I have built an application using the Apache Kafka and Apache Spark Structured streaming. I am facing the below issue.
Scenario:
- I set up a Spark structured stream with a source of Kafka topic and sink as Kafka topic.
- We run the stream and produce a number of messages on the Kafka topic.
- We stopped the stream and restart stream by clearing checkpointing location of the stream. After running for 5 to 6 hour later stream is consuming old Kafka messages randomly.
After clearing checkpointing location I was expecting only new messages on stream.
Spark version: 2.4.0,
Kafka-client version: 2.0.0,
Kafka version: 2.0.0,
Cluster Manager: Kubernetes.
I have tried this scenario by changing the checkpointing location but the issue still persists.
{
SparkConf sparkConf = new SparkConf().setAppName("SparkKafkaConsumer");
SparkSession spark = SparkSession.builder().config(sparkConf).getOrCreate();
Dataset<Row> stream = spark
.readStream()
.format("kafka")
.option("kafka.bootstrap.servers", "localhost:9092")
.option(subscribeType, "REQUEST_TOPIC")
.option("failOnDataLoss",false)
.option("maxOffsetsPerTrigger","50")
.option("startingOffsets","latest")
.load()
.selectExpr(
"CAST(value AS STRING) as payload",
"CAST(key AS STRING)",
"CAST(topic AS STRING)",
"CAST(partition AS STRING)",
"CAST(offset AS STRING)",
"CAST(timestamp AS STRING)",
"CAST(timestampType AS STRING)");
DataStreamWriter<String> dataWriterStream = stream
.writeStream()
.format("kafka")
.option("kafka.bootstrap.servers", "localhost:9092")

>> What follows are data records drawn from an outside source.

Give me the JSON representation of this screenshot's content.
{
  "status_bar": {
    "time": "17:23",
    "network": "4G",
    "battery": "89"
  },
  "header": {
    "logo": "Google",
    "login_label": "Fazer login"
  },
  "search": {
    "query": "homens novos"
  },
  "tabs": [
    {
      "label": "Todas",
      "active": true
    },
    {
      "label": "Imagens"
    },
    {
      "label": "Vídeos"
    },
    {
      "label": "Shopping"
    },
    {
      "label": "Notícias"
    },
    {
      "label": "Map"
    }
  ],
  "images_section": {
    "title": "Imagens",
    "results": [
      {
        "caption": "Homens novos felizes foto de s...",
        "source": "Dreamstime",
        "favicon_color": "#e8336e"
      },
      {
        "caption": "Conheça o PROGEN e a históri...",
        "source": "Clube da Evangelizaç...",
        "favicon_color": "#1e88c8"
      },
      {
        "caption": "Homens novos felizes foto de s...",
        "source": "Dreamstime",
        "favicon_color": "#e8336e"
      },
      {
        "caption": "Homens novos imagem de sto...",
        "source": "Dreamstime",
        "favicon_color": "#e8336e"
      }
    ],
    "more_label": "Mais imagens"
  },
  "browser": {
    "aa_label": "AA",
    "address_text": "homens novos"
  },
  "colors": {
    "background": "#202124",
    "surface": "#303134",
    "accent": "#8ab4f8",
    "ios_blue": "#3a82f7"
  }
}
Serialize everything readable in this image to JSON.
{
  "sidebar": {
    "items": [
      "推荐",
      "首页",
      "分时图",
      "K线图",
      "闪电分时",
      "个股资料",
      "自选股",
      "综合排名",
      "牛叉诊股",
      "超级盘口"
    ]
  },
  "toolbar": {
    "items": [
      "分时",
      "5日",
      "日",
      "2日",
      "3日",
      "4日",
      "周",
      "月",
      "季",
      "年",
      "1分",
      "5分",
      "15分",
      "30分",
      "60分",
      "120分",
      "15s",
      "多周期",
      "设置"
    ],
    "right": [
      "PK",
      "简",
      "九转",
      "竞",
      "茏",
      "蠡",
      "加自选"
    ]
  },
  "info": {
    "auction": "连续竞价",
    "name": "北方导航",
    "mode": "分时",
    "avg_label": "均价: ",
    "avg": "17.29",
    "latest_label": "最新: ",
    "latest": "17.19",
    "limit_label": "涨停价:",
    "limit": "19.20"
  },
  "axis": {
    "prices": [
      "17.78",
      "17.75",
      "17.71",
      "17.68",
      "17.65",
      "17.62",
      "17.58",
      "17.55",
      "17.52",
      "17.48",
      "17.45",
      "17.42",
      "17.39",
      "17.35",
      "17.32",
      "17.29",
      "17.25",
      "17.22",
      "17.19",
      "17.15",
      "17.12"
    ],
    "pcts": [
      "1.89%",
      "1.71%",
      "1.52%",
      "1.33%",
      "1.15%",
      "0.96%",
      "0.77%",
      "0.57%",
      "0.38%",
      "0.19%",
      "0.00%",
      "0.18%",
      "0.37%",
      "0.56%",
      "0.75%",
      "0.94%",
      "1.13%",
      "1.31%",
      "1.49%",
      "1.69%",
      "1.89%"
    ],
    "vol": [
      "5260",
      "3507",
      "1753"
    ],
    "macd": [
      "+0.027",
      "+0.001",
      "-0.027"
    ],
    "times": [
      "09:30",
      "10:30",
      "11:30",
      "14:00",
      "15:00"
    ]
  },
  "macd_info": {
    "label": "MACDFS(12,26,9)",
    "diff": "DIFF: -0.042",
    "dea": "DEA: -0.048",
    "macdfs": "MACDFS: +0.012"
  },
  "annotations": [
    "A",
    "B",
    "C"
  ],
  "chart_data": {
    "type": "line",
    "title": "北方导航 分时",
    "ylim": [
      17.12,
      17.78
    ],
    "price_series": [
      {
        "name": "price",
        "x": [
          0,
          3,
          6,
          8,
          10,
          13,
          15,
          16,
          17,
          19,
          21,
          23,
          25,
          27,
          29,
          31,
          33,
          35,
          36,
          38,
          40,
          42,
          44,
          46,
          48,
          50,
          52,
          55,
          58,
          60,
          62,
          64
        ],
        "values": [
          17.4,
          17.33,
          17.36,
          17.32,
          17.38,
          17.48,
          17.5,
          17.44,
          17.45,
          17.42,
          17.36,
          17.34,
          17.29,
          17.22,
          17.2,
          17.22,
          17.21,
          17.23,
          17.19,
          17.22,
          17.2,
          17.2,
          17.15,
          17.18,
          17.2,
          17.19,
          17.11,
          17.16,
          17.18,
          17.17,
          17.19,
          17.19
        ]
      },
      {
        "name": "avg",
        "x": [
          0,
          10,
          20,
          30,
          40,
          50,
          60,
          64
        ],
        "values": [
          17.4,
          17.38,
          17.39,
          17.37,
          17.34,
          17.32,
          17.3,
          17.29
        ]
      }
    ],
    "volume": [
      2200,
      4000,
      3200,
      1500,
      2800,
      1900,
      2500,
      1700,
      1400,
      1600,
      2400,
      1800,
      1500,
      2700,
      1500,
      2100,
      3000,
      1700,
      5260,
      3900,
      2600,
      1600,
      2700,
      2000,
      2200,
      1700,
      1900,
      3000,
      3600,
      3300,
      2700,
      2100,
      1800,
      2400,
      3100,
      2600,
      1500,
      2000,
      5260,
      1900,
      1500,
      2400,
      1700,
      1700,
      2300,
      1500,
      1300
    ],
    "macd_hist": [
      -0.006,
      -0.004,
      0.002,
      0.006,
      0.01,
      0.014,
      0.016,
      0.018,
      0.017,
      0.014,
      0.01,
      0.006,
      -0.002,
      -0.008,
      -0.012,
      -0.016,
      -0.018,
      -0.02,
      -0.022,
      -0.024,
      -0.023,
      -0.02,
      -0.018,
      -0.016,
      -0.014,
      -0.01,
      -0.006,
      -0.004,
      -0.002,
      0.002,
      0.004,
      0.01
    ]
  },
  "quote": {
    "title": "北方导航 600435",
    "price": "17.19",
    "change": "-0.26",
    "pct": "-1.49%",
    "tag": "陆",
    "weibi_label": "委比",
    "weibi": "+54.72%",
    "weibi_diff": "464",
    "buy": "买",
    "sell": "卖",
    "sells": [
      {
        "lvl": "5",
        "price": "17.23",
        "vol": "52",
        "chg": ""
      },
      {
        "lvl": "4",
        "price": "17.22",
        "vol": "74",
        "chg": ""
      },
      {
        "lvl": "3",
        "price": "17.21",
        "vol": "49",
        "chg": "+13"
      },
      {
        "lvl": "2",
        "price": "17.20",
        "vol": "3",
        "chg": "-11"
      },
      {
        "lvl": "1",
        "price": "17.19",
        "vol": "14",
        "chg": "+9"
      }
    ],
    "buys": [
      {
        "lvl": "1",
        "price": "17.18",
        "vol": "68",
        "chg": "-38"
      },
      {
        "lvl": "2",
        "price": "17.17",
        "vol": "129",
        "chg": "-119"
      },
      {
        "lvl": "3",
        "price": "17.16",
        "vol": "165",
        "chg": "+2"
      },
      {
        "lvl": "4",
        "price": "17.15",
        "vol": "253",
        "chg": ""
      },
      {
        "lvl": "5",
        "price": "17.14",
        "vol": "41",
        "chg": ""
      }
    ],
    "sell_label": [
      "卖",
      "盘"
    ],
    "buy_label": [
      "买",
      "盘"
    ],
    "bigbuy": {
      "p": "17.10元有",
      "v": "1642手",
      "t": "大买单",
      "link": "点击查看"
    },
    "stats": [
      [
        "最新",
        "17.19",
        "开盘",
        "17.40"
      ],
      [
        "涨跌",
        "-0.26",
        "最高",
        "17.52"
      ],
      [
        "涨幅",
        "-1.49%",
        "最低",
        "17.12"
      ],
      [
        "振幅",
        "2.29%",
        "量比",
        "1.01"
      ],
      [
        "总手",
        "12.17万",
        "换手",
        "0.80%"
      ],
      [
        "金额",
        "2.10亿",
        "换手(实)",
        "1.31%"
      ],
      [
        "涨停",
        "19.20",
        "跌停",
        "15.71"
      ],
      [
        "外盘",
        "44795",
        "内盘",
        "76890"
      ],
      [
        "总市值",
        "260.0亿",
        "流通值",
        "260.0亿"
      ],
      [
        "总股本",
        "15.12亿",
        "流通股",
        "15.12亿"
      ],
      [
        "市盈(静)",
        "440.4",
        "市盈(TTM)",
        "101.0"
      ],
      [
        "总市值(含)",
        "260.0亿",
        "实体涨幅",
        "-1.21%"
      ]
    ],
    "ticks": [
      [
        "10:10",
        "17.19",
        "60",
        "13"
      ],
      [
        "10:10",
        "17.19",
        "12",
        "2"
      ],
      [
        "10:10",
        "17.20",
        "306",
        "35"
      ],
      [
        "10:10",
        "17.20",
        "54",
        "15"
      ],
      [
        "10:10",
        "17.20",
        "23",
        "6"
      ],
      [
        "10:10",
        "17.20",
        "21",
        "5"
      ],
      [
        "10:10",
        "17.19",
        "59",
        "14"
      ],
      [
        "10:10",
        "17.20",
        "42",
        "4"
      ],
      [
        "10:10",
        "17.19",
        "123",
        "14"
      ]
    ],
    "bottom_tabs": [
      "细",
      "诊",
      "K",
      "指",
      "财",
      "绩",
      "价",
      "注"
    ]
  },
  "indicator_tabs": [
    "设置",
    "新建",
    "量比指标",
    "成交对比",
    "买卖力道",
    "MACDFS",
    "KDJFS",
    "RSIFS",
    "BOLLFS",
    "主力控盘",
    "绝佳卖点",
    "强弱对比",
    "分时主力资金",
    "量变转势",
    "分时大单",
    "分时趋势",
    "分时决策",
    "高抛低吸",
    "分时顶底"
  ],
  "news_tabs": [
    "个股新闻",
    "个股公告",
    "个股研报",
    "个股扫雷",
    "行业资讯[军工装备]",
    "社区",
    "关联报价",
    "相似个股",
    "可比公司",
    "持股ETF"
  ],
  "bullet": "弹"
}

.option("kafka.max.request.size", "35000000")
.option("kafka.retries", "5")
.option("kafka.batch.size", "35000000")
.option("kafka.receive.buffer.bytes", "200000000")
.option("kafka.acks","0")
.option("kafka.compression.type", "snappy")
.option("kafka.linger.ms", "0")
.option("kafka.buffer.memory", "50000000")
.option("topic", "RESPONSE_TOPIC")
.outputMode("append")
.option("checkpointLocation", checkPointDirectory);
spark.streams().awaitAnyTermination();
}